Universität Ulm, Fakultät für Informatik, Abtl. Künstliche Intelligenz up: Abteilungsseminar KI

Talk

Superposition-Based Specification of Distributed Reactive Systems: the DisCo Approach

Dr. Pertti Kellomäki, Tampere University of Technology, Software Systems Laboratory, 25.10.2000



 
 Abstract

The talk will give an overview of how distributed reactive systems are specified using the DisCo approach. The method is distinguished by the use of objects, joint actions, superposition and closed world modeling.

DisCo is a specification language and a specification methodology based on the Temporal Logic of Actions. Specifications are constructed by starting with a very abstract view of the system, specified using objects and their multi-way synchronizations called joint actions. Details are then superimposed layerwise in superposition steps that preserve safety properties by construction.
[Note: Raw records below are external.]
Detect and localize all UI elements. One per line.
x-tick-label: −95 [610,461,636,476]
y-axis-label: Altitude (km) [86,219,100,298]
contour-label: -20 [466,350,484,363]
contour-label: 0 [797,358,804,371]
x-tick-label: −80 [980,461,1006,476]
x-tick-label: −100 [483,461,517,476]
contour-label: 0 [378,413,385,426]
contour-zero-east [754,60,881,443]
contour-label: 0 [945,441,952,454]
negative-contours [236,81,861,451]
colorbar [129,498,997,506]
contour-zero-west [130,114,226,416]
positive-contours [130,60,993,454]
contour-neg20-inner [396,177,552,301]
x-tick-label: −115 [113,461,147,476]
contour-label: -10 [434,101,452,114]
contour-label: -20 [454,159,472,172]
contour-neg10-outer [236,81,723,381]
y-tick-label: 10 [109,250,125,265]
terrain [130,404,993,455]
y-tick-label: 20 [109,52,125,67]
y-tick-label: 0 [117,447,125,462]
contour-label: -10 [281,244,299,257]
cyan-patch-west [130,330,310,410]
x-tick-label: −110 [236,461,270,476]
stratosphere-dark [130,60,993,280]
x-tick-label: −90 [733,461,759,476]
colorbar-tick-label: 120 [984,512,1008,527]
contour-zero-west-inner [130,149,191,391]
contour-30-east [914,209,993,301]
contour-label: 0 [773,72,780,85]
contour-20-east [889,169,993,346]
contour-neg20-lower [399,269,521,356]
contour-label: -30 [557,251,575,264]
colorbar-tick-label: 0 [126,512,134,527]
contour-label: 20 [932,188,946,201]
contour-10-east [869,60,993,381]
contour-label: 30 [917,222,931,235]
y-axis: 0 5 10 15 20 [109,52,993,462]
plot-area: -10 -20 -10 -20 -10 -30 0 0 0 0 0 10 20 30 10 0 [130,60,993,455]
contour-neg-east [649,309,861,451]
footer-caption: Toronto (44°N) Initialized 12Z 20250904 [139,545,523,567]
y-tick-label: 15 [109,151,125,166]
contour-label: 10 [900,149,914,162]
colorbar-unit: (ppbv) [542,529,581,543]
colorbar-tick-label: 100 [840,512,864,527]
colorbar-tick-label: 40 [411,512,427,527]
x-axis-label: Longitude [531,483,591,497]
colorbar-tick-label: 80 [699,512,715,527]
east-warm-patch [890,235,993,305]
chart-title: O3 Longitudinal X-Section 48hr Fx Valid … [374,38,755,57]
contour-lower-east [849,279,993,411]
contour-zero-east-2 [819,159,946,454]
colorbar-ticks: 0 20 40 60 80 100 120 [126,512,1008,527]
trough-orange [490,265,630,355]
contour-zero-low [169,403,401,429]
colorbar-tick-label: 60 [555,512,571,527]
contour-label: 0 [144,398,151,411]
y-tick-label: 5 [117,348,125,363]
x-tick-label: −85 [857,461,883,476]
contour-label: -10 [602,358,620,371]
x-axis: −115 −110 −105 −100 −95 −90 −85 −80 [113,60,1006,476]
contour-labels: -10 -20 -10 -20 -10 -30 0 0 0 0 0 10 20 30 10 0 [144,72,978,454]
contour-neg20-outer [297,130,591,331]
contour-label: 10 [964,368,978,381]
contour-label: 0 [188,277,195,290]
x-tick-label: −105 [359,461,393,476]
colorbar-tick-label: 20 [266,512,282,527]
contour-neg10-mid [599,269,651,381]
Each layer describes a closed world with respect to some state variables, i.e. it completely characterizes how the values of the variables can change. A system is thus always effectively specified together with its environment. In contrast to many other approaches, a DisCo layer can introduce state variables and functionality to several objects of the system, specifying one aspect of the collective behavior.

We also describe ongoing work in the area of formal verification. By parameterizing a DisCo layer with assumptions about how it may be applied, it is possible to verify safety properties of the layer. These properties become properties of a specification obtained by applying the layer, provided the assumptions can be verified to hold. This makes it possible to package design solutions with verified behavioral properties using DisCo layers. Specifications can then be constructed by composing instantiations of such layers, similarly to how design patterns are used in object-oriented specification.

As part of this work, we have started to build a deep embedding of the DisCo specification language in the logic of the PVS theorem prover. In a deep embedding, semantics of the syntactical forms of DisCo specifications are directly expressed in the embedding logic. This allows us to reason about properties of the DisCo language, which is not a case in a shallow embedding where DisCo specifications are mapped to equivalent theories in PVS. A deep embedding may also be more convenient for the verification of individual specifications, as DisCo specifications contain implicit assumptions about which objects are changed. In a shallow embedding, these assumptions need to be made explicit in the form of large quantified formulas, while in a deep embedding they can be expressed implicitly using recursive functions in PVS.